In conclusion, our project has a wide range of application prospects. Pharmaceuticals companies, metal industry, scientists, medical workers and environmental protection technology companies can use this tool to develop new products in different fields under the concept of c-di-GMP detection, to gain a more comprehensive understanding of biofilm mechanism and make contributions to the improvement of biofilm study and prevent in the long run.
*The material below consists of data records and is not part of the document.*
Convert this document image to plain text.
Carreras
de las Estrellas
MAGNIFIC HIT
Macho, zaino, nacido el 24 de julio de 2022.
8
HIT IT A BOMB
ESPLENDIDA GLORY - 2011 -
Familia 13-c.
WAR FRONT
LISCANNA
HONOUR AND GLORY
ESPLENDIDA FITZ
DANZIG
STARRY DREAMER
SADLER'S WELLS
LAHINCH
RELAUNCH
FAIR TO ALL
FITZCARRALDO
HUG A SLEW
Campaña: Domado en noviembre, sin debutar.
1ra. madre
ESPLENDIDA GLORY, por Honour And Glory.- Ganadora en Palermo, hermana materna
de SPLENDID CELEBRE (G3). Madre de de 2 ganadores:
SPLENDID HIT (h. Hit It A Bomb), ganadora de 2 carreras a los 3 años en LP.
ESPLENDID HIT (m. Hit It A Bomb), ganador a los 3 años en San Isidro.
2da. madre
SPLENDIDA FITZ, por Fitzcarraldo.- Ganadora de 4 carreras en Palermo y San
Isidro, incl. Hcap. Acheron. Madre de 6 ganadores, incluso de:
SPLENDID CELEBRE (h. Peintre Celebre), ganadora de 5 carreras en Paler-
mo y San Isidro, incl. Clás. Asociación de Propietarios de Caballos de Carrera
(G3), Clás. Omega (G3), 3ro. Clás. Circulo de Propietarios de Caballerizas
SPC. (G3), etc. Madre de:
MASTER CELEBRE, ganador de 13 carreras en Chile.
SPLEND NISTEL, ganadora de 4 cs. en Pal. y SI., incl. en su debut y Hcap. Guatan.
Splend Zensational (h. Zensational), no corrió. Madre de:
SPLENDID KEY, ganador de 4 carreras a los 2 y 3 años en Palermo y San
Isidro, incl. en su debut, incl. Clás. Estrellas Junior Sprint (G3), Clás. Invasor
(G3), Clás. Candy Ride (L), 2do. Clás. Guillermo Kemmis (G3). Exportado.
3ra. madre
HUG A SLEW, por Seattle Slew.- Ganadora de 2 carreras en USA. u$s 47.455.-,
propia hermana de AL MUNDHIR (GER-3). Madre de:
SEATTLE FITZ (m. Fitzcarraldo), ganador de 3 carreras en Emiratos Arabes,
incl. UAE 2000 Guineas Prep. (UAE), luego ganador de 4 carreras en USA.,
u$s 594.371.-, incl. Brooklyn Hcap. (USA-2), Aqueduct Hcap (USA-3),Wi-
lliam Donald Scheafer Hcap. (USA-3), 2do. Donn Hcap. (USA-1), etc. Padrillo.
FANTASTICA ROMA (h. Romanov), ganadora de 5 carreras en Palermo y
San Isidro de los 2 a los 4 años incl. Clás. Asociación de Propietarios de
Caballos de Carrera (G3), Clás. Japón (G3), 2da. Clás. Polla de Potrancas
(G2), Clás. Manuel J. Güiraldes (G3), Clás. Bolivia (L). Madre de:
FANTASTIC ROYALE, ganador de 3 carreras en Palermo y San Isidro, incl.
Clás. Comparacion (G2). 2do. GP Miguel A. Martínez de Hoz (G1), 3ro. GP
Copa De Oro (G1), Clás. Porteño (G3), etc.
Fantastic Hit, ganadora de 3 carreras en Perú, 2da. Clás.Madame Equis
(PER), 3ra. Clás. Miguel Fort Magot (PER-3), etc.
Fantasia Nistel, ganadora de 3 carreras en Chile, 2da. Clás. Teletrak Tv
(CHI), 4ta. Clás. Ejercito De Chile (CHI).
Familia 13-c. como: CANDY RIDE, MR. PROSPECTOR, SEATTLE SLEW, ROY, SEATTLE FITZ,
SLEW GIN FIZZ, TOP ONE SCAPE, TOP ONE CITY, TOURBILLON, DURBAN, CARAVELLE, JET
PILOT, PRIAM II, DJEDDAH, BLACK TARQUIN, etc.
[1] Hatt J K, Rather P N. Role of bacterial biofilms in urinary tract infections[J]. Bacterial Biofilms, 2008:163-192.
[2] Hofer U. The cost of biofilms[J]. Nat Rev Microbiol, 2022,20(8):445.
[3] Komlenic R. Rethinking the causes of membrane biofouling[J]. Filtration & separation, 2010,47(5):26-28.
[4] Zhou E, Li F, Zhang D, et al. Direct microbial electron uptake as a mechanism for stainless steel corrosion in aerobic environments[J]. Water Res, 2022,219:118553.